The first form of optimization used by GCC occurs at the source-code level, and does not require any knowledge of the machine instructions. There are many source-level optimization techniques--this section describes two common types: common subexpression elimination and function inlining.

6.1.1 Common subexpression elimination

One method of source-level optimization which is easy to understand involves computing an expression in the source code with fewer instructions, by reusing already-computed results. For example, the following assignment:

x = cos(v)*(1+sin(u/2)) + sin(w)*(1-sin(u/2))

can be rewritten with a temporary variable t to eliminate an unnecessary extra evaluation of the term sin(u/2):

t = sin(u/2)
x = cos(v)*(1+t) + sin(w)*(1-t)

This rewriting is called common subexpression elimination (CSE), and is performed automatically when optimization is turned on.⁽¹⁹⁾ Common subexpression elimination is powerful, because it simultaneously increases the speed and reduces the size of the code.

6.1.2 Function inlining

Another type of source-level optimization, called function inlining, increases the efficiency of frequently-called functions.

Whenever a function is used, a certain amount of extra time is required for the CPU to carry out the call: it must store the function arguments in the appropriate registers and memory locations, jump to the start of the function (bringing the appropriate virtual memory pages into physical memory or the CPU cache if necessary), begin executing the code, and then return to the original point of execution when the function call is complete. This additional work is referred to as function-call overhead. Function inlining eliminates this overhead by replacing calls to a function by the code of the function itself (known as placing the code in-line).

In most cases, function-call overhead is a negligible fraction of the total run-time of a program. It can become significant only when there are functions which contain relatively few instructions, and these functions account for a substantial fraction of the run-time--in this case the overhead then becomes a large proportion of the total run-time.
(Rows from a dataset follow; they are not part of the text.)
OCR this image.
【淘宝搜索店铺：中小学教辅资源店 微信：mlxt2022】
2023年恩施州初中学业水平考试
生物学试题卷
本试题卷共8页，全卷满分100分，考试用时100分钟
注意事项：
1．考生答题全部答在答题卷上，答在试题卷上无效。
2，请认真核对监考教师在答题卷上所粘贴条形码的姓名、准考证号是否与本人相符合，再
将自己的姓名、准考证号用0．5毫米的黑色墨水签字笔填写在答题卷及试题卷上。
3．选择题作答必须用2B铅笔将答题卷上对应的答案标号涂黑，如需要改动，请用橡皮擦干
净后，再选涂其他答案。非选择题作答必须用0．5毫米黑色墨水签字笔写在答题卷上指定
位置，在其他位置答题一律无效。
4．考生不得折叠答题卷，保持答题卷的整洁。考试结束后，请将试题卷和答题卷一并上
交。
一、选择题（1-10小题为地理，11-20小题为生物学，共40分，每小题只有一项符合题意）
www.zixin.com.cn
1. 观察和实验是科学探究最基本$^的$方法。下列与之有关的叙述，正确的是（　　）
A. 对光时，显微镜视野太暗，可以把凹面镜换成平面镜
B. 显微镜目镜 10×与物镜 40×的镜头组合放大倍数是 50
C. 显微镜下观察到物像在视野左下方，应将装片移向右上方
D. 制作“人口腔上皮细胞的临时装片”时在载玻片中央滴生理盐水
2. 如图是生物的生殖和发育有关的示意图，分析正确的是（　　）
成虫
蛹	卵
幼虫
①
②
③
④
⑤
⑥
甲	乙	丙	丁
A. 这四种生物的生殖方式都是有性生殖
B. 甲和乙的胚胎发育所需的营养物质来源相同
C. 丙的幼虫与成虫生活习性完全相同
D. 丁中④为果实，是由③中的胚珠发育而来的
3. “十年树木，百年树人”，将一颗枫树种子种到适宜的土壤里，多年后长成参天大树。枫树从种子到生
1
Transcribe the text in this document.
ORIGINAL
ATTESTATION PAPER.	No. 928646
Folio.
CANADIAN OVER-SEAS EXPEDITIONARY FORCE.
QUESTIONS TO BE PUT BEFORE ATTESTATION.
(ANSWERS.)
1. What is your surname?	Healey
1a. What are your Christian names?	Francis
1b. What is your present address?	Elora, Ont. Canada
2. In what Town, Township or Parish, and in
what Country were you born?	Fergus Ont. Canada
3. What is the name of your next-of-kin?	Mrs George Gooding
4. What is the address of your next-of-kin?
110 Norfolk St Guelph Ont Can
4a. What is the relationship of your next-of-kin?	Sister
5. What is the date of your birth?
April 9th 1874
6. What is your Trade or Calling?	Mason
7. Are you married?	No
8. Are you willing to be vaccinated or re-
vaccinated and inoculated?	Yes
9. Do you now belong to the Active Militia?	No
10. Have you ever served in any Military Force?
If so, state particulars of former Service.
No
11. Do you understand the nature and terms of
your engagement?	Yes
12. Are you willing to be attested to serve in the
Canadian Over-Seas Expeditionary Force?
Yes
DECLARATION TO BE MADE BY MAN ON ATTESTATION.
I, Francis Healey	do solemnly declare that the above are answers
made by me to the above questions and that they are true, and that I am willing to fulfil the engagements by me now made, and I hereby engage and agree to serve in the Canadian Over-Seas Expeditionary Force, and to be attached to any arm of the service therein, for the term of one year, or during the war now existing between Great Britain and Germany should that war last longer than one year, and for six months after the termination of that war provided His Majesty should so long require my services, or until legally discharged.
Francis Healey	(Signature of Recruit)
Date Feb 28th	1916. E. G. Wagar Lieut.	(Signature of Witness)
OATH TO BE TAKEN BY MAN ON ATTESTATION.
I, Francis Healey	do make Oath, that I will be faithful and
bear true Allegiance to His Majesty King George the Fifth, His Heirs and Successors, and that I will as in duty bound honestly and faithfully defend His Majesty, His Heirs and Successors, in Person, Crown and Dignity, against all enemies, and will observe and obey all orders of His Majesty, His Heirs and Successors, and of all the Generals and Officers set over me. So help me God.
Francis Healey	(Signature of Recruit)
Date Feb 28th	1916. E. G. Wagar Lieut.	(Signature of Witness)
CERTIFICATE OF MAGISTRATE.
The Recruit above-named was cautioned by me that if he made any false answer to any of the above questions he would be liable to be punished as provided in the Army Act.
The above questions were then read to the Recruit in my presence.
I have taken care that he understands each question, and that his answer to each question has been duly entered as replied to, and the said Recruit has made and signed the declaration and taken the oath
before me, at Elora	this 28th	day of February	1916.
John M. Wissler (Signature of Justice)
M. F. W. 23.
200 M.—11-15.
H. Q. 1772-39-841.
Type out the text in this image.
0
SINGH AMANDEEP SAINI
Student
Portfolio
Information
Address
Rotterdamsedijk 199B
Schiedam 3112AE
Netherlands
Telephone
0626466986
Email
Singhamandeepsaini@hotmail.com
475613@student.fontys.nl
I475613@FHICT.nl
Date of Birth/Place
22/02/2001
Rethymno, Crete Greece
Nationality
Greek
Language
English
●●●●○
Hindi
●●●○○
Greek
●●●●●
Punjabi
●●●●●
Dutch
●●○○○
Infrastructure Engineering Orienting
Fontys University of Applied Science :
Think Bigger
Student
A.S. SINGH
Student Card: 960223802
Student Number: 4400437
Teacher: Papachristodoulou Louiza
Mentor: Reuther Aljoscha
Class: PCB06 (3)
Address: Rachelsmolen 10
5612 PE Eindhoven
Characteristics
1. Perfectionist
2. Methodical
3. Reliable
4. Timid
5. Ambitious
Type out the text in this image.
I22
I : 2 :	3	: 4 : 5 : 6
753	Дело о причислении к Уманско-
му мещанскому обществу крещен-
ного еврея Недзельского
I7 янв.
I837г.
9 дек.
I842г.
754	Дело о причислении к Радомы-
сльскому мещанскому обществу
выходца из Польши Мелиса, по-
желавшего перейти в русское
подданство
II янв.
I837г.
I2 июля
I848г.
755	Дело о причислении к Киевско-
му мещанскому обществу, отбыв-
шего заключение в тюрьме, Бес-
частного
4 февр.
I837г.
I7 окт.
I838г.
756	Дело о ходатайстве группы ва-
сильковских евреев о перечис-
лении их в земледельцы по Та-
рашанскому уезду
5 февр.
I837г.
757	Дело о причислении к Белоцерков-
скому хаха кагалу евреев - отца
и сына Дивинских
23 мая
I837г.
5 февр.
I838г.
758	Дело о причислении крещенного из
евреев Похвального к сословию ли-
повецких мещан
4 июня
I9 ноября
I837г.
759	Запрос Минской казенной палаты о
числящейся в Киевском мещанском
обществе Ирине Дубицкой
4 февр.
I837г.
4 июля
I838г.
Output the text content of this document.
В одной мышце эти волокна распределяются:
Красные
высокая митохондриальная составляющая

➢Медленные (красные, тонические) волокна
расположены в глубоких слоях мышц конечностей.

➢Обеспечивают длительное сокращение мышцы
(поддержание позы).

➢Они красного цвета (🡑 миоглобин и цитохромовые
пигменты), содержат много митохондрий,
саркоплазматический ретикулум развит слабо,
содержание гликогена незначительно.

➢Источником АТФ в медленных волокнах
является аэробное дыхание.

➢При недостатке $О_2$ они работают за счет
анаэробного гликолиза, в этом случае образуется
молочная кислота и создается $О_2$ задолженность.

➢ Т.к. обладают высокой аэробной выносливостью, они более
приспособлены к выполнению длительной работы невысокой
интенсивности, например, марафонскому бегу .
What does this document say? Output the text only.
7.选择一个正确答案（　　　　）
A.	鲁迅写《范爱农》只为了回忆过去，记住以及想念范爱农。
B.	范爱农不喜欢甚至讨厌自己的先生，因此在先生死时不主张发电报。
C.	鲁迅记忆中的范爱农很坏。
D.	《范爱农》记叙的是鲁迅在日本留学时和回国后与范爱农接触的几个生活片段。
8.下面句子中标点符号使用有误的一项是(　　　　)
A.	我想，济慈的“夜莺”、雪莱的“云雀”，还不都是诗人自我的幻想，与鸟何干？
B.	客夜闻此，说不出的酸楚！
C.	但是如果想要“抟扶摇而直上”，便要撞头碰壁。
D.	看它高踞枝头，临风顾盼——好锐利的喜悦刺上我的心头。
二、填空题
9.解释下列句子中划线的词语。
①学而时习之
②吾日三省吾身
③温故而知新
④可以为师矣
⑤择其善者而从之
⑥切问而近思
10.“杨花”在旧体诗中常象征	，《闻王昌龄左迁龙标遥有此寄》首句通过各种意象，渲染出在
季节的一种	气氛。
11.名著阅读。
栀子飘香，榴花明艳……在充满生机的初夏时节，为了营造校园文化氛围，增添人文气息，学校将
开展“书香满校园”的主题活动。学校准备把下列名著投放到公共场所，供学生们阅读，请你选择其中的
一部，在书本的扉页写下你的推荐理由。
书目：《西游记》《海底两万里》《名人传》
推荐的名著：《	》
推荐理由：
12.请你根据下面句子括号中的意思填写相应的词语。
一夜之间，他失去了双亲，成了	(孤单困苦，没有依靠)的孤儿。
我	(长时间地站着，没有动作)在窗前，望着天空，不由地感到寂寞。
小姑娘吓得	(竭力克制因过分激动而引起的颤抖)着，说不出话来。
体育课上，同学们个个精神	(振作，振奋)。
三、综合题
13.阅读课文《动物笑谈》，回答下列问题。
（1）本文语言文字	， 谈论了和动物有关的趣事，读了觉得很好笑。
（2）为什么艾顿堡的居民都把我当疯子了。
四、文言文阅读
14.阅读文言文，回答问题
Inlining is always favorable if there is only one point of invocation of a function. It is also unconditionally better if the invocation of a function requires more instructions (memory) than moving the body of the function in-line. This is a common situation for simple accessor functions in C++, which can benefit greatly from inlining. Moreover, inlining may facilitate further optimizations, such as common subexpression elimination, by merging several separate functions into a single large function.

The following function sq(x) is a typical example of a function that would benefit from being inlined. It computes x^2, the square of its argument x:

double
sq (double x)
{
  return x * x;
}

This function is small, so the overhead of calling it is comparable to the time taken to execute the single multiplication carried out by the function itself. If this function is used inside a loop, such as the one below, then the function-call overhead would become substantial:

for (i = 0; i < 1000000; i++)
  {
     sum += sq (i + 0.5);
  }

Optimization with inlining replaces the inner loop of the program with the body of the function, giving the following code:

for (i = 0; i < 1000000; i++)
  {
    double t = (i + 0.5);  /* temporary variable */
    sum += t * t;
  }

Eliminating the function call and performing the multiplication in-line allows the loop to run with maximum efficiency.

GCC selects functions for inlining using a number of heuristics, such as the function being suitably small. As an optimization, inlining is carried out only within each object file. The inline keyword can be used to request explicitly that a specific function should be inlined wherever possible, including its use in other files.⁽²⁰⁾ The GCC Reference Manual "Using GCC" provides full details of the inline keyword, and its use with the static and extern qualifiers to control the linkage of explicitly inlined functions (see section Further reading).